Another way to create an advantage with formations vs. the 3-5 defense is to add a “wing” formation. This gives the defense a run offense look to the wing side and a pass offense look to the other side of formation by having three WR’s.

Diagram 6

This formation gives the offense an opportunity to see how the defense will play. Dividing the field into vertical 1/3’s allows the QB to determine what he wants to do. A defense will have a hard time defending all 3 1/3’s vs. this formation. The QB can elect to throw to the three WR side if he has the advantage with numbers, or could elect to run inside the tackle box if the LB’s have widened out on both sides, or he could run it to the boundary, wing side if they have defense outflanked and outnumbered.

Forcing a Defense to Prepare For Multiple Formations

If an offense subscribes to the few plays, multiple formation theory as we discussed earlier you are also creating a dilemma for the defensive coaches during their weekly prep. Giving them multiple formations forces them to teach their players where to line up vs. each formation and sometimes making them line up and play in a spot that they hadn’t played in before.

This takes time in practice to coach up and therefore limits the amount of time a defense has to prepare for any one particular formation thus giving an offense a slight advantage in the preparation phase as well.

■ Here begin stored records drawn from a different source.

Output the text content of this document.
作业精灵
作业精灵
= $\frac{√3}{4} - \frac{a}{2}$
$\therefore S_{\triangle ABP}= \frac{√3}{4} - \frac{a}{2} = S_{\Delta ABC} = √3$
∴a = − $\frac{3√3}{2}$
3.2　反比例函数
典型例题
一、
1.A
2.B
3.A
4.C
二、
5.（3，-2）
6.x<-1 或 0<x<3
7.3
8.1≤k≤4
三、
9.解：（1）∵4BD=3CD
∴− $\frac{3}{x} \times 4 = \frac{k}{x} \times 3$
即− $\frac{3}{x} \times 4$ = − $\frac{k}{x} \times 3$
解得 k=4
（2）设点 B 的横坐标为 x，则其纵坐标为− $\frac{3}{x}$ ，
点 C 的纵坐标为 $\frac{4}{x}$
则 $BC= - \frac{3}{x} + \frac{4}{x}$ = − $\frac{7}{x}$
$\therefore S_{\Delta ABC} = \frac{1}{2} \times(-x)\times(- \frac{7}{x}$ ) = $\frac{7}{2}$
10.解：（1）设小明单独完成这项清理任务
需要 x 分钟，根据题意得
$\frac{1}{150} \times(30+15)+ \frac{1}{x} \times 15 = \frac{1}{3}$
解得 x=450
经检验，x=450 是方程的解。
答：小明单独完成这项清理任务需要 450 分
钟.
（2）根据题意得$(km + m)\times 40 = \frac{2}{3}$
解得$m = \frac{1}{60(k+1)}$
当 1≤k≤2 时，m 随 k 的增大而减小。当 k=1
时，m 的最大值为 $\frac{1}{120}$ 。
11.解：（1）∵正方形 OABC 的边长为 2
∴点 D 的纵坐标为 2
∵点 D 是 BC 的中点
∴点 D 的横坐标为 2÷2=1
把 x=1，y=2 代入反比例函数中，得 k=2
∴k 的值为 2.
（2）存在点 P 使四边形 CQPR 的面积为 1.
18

There are many, many other examples that can be used to discuss how formations can create an advantage. We have only discussed one base defense (3-5) vs. 10 and 11 offensive personnel (first number = how many RB’s, second number = how many TE’s).

Being an offensive coordinator at times can be like being a chess player when it comes to scheming for a defense. Figuring out where to align guys to create best match-ups, removing defenders from an area you want to attack by using formations and motions, and outflanking the line of scrimmage by use of different personnel.